Longleaf pine once covered ninety million acres across the Southeast. But over time, clear-cutting reduced this unique forest to just three percent of its original range.
One of the casualties has been the Red-cockaded Woodpecker. These federally-endangered birds have dwindled to about one percent of their original population. So Audubon South Carolina is now restoring portions of the original forest, joining with other groups across the Southeast that are also devoted to this effort.
Meeting the Challenge
Planting single pines won’t do the trick, as Red-cockaded Woodpeckers need 120 to 200 acres of habitat to thrive. They also prefer older pines, which doesn’t mesh well with the typical plant-and-cut cycle of the lumber industry.
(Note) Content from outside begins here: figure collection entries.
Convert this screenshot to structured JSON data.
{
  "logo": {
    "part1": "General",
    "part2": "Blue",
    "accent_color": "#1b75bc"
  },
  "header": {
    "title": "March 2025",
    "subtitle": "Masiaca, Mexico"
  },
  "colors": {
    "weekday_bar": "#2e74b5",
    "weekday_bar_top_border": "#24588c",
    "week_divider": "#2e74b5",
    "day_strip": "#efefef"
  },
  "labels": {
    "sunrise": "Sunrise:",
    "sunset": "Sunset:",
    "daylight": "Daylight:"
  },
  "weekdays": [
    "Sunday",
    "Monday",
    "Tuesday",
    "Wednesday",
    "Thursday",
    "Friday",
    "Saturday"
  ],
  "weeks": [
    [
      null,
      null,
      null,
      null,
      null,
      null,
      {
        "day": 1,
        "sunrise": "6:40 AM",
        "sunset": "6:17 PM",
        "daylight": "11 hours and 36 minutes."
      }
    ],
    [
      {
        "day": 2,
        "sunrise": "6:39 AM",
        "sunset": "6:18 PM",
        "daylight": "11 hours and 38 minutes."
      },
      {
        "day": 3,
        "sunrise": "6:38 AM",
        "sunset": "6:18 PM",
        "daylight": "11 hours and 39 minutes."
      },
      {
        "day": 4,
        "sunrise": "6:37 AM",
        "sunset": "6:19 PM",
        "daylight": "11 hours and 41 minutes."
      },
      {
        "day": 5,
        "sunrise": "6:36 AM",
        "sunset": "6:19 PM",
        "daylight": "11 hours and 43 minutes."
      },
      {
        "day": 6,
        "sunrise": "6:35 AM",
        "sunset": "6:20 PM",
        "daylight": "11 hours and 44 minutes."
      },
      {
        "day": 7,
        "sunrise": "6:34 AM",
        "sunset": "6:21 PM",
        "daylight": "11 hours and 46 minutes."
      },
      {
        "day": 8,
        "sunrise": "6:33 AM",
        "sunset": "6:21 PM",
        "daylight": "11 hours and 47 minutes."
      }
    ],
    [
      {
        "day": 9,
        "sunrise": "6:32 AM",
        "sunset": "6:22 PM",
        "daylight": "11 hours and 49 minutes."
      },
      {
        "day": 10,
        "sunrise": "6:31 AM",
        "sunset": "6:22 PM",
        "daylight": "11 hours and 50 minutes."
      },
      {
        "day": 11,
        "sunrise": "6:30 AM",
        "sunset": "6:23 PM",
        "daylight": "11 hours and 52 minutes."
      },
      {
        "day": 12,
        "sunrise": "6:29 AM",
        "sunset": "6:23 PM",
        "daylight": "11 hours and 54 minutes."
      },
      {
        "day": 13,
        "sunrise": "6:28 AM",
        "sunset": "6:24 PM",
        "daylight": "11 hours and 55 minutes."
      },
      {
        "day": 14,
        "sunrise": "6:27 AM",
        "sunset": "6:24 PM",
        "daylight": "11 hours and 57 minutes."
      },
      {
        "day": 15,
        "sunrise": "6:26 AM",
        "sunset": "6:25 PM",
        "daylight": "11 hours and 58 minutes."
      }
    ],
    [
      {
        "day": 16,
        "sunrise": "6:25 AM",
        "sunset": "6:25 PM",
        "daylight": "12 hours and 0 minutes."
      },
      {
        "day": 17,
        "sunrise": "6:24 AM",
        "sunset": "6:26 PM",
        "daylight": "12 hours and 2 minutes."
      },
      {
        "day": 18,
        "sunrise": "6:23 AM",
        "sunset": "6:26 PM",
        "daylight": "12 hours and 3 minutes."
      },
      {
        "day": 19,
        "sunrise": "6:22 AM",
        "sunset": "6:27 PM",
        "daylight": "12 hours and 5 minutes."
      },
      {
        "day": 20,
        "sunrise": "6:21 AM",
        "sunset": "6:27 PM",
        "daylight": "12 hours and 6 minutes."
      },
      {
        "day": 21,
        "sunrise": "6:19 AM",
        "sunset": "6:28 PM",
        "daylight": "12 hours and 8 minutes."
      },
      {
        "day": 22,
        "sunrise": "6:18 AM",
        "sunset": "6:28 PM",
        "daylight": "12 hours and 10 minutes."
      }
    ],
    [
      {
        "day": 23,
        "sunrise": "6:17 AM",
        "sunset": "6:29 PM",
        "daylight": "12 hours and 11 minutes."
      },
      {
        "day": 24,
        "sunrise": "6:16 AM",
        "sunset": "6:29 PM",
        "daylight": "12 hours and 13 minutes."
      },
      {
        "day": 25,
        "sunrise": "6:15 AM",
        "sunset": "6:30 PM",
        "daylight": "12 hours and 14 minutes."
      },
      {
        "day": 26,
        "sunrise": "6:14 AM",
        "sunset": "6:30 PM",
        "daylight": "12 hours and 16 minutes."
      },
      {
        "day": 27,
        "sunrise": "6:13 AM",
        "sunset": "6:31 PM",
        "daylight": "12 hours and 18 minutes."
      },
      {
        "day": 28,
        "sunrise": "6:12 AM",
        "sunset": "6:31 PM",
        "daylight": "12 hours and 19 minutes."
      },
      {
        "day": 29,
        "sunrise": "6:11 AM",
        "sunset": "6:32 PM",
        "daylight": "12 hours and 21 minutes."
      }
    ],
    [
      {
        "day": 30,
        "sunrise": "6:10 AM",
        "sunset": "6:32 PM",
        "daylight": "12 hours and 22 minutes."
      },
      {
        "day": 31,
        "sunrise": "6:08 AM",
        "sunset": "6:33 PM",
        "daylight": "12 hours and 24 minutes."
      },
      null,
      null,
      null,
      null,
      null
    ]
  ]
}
Our solution is to restore 661 acres of longleaf habitat at our Silver Bluff facility and 230 acres of longleaf at Beidler Forest — with plans to restore more acres in the future. We'll also harvest the wood carefully, always leaving habitat for the woodpeckers.
Patience Pays Off
There’s evidence that populations of Red-cockaded Woodpeckers will readily stabilize if habitat is provided. Transplanting them to new locations also seems to be proving fruitful.
With support, time, and effort, the Red-cockaded Woodpecker is a success story just waiting to happen. Along the way we'll also benefit Northern Bobwhites, Pine Warblers, Brown-headed Nuthatches, Bachman’s Sparrows, and more.